B= In België zetten ze ook heel sterk in op burgerparticipatie, want in België hebben ze heel erg last van overstromingen, meer dan in Nederland.
B= In België staat het water niet meteen heel hoog, maximaal een halve meter, en daarom kun je er veel aan doen op individueel niveau en in je huis.
B= Het burgerparticipatie-project in België is een beetje een experiment; ze proberen een handboek te maken met de burgers samen in workshops. En daar hebben ze grafische illustraties gemaakt van de maatregelen met een leuke slogan. En dat willen ze gebruiken om in discussie te komen met de burgers. B= De eerste is: ‘Wees niet zo hard voor jouw tuin’. Dit gaat om ontharding, waterinfiltratie en opvang op het eigen terrein. Het gaat niet alleen maar om de tuin, maar ook om parkeerplekken. Stenen gebruiken met een hoger infiltratievermogen (door een gat in de steen waar gras in zit).
B= De maatregelen hangen af van hoe de ondergrond is, hoe hoog het infiltratievermogen is. Dus bij een zandbodem kunnen infiltreer-maatregelen goed werken, bij klei niet echt, dat verzadigd is. B= Een maatregel zoals met de tegels met gaten betekent wel dat het meer onderhoud is voor de bewoners, dus dat is dan altijd een dingetje.

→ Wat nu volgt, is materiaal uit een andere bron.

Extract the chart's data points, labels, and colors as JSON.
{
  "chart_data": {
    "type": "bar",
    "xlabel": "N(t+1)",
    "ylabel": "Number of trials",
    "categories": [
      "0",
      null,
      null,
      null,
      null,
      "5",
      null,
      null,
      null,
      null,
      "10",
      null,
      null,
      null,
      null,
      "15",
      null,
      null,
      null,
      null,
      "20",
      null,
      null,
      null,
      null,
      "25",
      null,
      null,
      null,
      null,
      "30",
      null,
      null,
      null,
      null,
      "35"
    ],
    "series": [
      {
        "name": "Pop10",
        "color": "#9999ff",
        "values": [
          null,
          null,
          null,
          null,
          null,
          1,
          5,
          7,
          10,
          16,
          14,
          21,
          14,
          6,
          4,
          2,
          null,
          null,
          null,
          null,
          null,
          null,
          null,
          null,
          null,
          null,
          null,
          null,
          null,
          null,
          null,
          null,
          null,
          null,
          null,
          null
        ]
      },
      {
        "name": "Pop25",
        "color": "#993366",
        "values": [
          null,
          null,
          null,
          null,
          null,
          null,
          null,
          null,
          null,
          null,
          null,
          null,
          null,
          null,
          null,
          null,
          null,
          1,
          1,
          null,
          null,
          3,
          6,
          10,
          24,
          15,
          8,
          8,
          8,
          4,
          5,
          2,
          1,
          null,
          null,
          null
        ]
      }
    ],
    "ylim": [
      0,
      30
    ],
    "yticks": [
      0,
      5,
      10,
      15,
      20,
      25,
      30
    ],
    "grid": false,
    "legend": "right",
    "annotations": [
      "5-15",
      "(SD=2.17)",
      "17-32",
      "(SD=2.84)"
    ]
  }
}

B= Mensen kunnen misschien ook maatregelen nemen in hun huis om met overstromingen om te kunnen gaan. Zoals alleen maar tegels op de begane grond en geen vloerbedekking en alle waardevolle spullen op de eerste verdieping leggen. Of mensen bereid zijn om dit te doen hangt af van de mate waarin ze al last hebben gehad van overstromingen, want als ze geen last hebben gehad van overstromingen, waarom zou je dit dan doen?

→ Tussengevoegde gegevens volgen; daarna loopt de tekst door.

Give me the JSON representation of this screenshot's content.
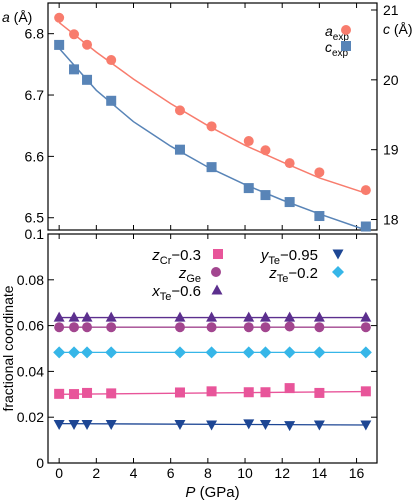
{
  "chart_data": [
    {
      "type": "scatter",
      "title": "",
      "xlabel": "P (GPa)",
      "xlim": [
        -0.6,
        17.1
      ],
      "x_ticks": [
        0,
        2,
        4,
        6,
        8,
        10,
        12,
        14,
        16
      ],
      "y_left": {
        "label": "a (Å)",
        "lim": [
          6.48,
          6.85
        ],
        "ticks": [
          6.5,
          6.6,
          6.7,
          6.8
        ]
      },
      "y_right": {
        "label": "c (Å)",
        "lim": [
          17.85,
          21.1
        ],
        "ticks": [
          18,
          19,
          20,
          21
        ]
      },
      "legend_position": "top-right",
      "series": [
        {
          "name": "a_exp",
          "label_main": "a",
          "label_sub": "exp",
          "axis": "left",
          "color": "#f87c6d",
          "marker": "circle",
          "points": [
            [
              0.0,
              6.826
            ],
            [
              0.8,
              6.799
            ],
            [
              1.5,
              6.782
            ],
            [
              2.8,
              6.757
            ],
            [
              6.5,
              6.675
            ],
            [
              8.2,
              6.649
            ],
            [
              10.2,
              6.625
            ],
            [
              11.1,
              6.61
            ],
            [
              12.4,
              6.589
            ],
            [
              14.0,
              6.574
            ],
            [
              16.5,
              6.545
            ]
          ],
          "fit": [
            [
              0.0,
              6.818
            ],
            [
              2.0,
              6.77
            ],
            [
              4.0,
              6.726
            ],
            [
              6.0,
              6.686
            ],
            [
              8.0,
              6.65
            ],
            [
              10.0,
              6.618
            ],
            [
              12.0,
              6.591
            ],
            [
              14.0,
              6.565
            ],
            [
              16.5,
              6.54
            ]
          ]
        },
        {
          "name": "c_exp",
          "label_main": "c",
          "label_sub": "exp",
          "axis": "right",
          "color": "#5884b7",
          "marker": "square",
          "points": [
            [
              0.0,
              20.5
            ],
            [
              0.8,
              20.15
            ],
            [
              1.5,
              20.0
            ],
            [
              2.8,
              19.7
            ],
            [
              6.5,
              19.0
            ],
            [
              8.2,
              18.75
            ],
            [
              10.2,
              18.45
            ],
            [
              11.1,
              18.35
            ],
            [
              12.4,
              18.25
            ],
            [
              14.0,
              18.05
            ],
            [
              16.5,
              17.9
            ]
          ],
          "fit": [
            [
              0.0,
              20.45
            ],
            [
              2.0,
              19.85
            ],
            [
              4.0,
              19.4
            ],
            [
              6.0,
              19.05
            ],
            [
              8.0,
              18.75
            ],
            [
              10.0,
              18.5
            ],
            [
              12.0,
              18.28
            ],
            [
              14.0,
              18.08
            ],
            [
              16.5,
              17.85
            ]
          ]
        }
      ]
    },
    {
      "type": "scatter",
      "title": "",
      "xlabel": "P (GPa)",
      "ylabel": "fractional coordinate",
      "xlim": [
        -0.6,
        17.1
      ],
      "ylim": [
        0.0,
        0.1
      ],
      "x_ticks": [
        0,
        2,
        4,
        6,
        8,
        10,
        12,
        14,
        16
      ],
      "x_tick_labels": [
        "0",
        "2",
        "4",
        "6",
        "8",
        "10",
        "12",
        "14",
        "16"
      ],
      "y_ticks": [
        0.0,
        0.02,
        0.04,
        0.06,
        0.08,
        0.1
      ],
      "y_tick_labels": [
        "0",
        "0.02",
        "0.04",
        "0.06",
        "0.08",
        "0.1"
      ],
      "x": [
        0.0,
        0.8,
        1.5,
        2.8,
        6.5,
        8.2,
        10.2,
        11.1,
        12.4,
        14.0,
        16.5
      ],
      "legend_position": "top",
      "series": [
        {
          "name": "z_Cr−0.3",
          "label_main": "z",
          "label_sub": "Cr",
          "label_suffix": "−0.3",
          "color": "#e8559a",
          "marker": "square",
          "values": [
            0.0302,
            0.0301,
            0.0306,
            0.0304,
            0.0308,
            0.0313,
            0.0309,
            0.0309,
            0.0327,
            0.0306,
            0.0313
          ],
          "fit": [
            0.03,
            0.0312
          ]
        },
        {
          "name": "z_Ge",
          "label_main": "z",
          "label_sub": "Ge",
          "label_suffix": "",
          "color": "#a2468f",
          "marker": "circle",
          "values": [
            0.0593,
            0.0593,
            0.0593,
            0.0593,
            0.0593,
            0.0593,
            0.0593,
            0.0593,
            0.0596,
            0.0593,
            0.0593
          ],
          "fit": [
            0.0593,
            0.0593
          ]
        },
        {
          "name": "x_Te−0.6",
          "label_main": "x",
          "label_sub": "Te",
          "label_suffix": "−0.6",
          "color": "#5c2f8e",
          "marker": "triangle-up",
          "values": [
            0.0637,
            0.0637,
            0.0637,
            0.0637,
            0.0637,
            0.0637,
            0.0637,
            0.0637,
            0.0637,
            0.0637,
            0.0637
          ],
          "fit": [
            0.0635,
            0.0635
          ]
        },
        {
          "name": "y_Te−0.95",
          "label_main": "y",
          "label_sub": "Te",
          "label_suffix": "−0.95",
          "color": "#1d4694",
          "marker": "triangle-down",
          "values": [
            0.0168,
            0.0168,
            0.0168,
            0.0168,
            0.0168,
            0.0166,
            0.0171,
            0.0168,
            0.0163,
            0.0166,
            0.0166
          ],
          "fit": [
            0.0172,
            0.0166
          ]
        },
        {
          "name": "z_Te−0.2",
          "label_main": "z",
          "label_sub": "Te",
          "label_suffix": "−0.2",
          "color": "#36b6e8",
          "marker": "diamond",
          "values": [
            0.0483,
            0.0483,
            0.0483,
            0.0483,
            0.0483,
            0.0483,
            0.0483,
            0.0483,
            0.0483,
            0.0483,
            0.0483
          ],
          "fit": [
            0.0483,
            0.0483
          ]
        }
      ]
    }
  ]
}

B= Ik vind trouwens ook wel dat de burgers niet alles zelf moeten oplossen. Ik vind dat de overheid hier ook een steentje aan bij moeten dragen. Maar als het gaat over regenval, dan moet het een combinatie zijn van beiden, want het is ook echt een goeie maatregel om veel individueel op te lossen.
B= De gemeente heeft een cruciale rol in het faciliteren van het proces. De gemeente zelf kan gewoon niet alle maatregelen nemen, waardoor het wel logisch is om maatregelen te nemen op een gebied dat niet hun eigendom is. Dus je moet in interactie en communicatie. En daarom vind ik dit wel een goed idee om op een meer speelse manier met bewoners in contact te komen (= het handboek dat ze gebruiken in België).
B= We hebben het nu heel erg over maatregelen, maar wat nog belangrijker is, is hoe je het gaat benaderen; hoe is het samenspel tussen de gemeente en de burgers? Kan de gemeente misschien bepaalde subsidies geven? Hier in Groningen heb je natuurlijk de subsidie voor groene daken. Dat is misschien wel net zo belangrijk, of misschien wel belangrijker.
B= Regentonnen aan het huis is ook een goede maatregel, zodat het regenwater wordt opgevangen en dat kan ook weer gebruikt worden, bijvoorbeeld in de tuin om je planten water te geven.
B= Het gaat er eigenlijk allemaal om: je probeert het water zo lang mogelijk vast te houden zodat het niet in de kanalisatie of de beken gaat waar het overlast kan veroorzaken, dat is het idee.
B= Je hebt fysieke maatregelen, maar je hebt natuurlijk ook meer sociale maatregelen zoals deze: ‘Hou een oogje op het peil’. Daarbij kunnen burgers zelf monitoren, dat burgers zelf meedoen. Dan krijgen ze iets om het te kunnen meten, wat ze wel aangereikt moeten krijgen van de gemeente om het te kunnen doen, maar het helpt wel om mensen wat meer te betrekken en bewust te maken.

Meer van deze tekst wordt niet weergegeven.